Above Bien qu’il soit possible de déglacer à l’eau, le déglaçage avec de l’alcool libère encore plus de saveurs (Photo : Pexels / Kampus)
Le déglaçage consiste à détacher les sucs caramélisés au fond d’une poêle chaude en ajoutant un liquide, créant ainsi une base riche pour une sauce ou un jus. Ces sucs, produits de la réaction de Maillard, se forment après avoir saisi une viande ou sauté des légumes, et n’importe quel liquide chaud peut les décoller. Cependant, le vin fait bien plus que détacher ces sucs : son éthanol dissout les composés aromatiques liposolubles que l’eau seule ne peut capter. C’est d’ailleurs pour cette raison que l’extrait de vanille contient au moins 35 % d’alcool : la plupart de ses arômes sont plus solubles, et donc plus expressifs, dans l’alcool que dans l’eau. Le vin est particulièrement utile ici, car son acidité équilibre la richesse du gras, tandis que ses tanins structurent la sauce. Une réduction permet de concentrer ces bénéfices tout en atténuant le goût brut de l’alcool. Notez toutefois que la cuisson ne fait pas disparaître totalement l’alcool, un point que nous aborderons plus loin.

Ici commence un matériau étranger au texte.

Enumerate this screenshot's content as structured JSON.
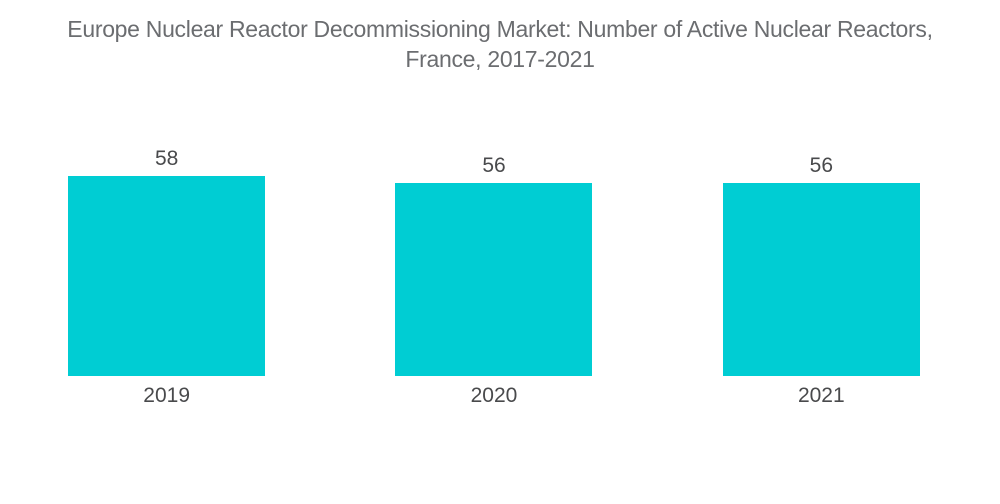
{
  "page": {
    "background": "#ffffff"
  },
  "chart_data": {
    "type": "bar",
    "title": "Europe Nuclear Reactor Decommissioning Market: Number of Active Nuclear Reactors, France, 2017-2021",
    "title_lines": [
      "Europe Nuclear Reactor Decommissioning Market: Number of Active Nuclear Reactors,",
      "France, 2017-2021"
    ],
    "categories": [
      "2019",
      "2020",
      "2021"
    ],
    "values": [
      58,
      56,
      56
    ],
    "data_labels": [
      58,
      56,
      56
    ],
    "xlabel": "",
    "ylabel": "",
    "ylim": [
      0,
      58
    ],
    "grid": false,
    "legend": false,
    "colors": {
      "bar": "#00cdd3",
      "title": "#6b6d70",
      "label": "#494a4c"
    }
  }
}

L’astuce Tatler : D’autres alternatives comme la bière, le vermouth ou le brandy offrent également des résultats probants, bien que vous puissiez obtenir des notes plus houblonnées, herbacées ou complexes. Gardez à l’esprit que les spiritueux à fort degré d’alcool sont inflammables et doivent être manipulés avec précaution.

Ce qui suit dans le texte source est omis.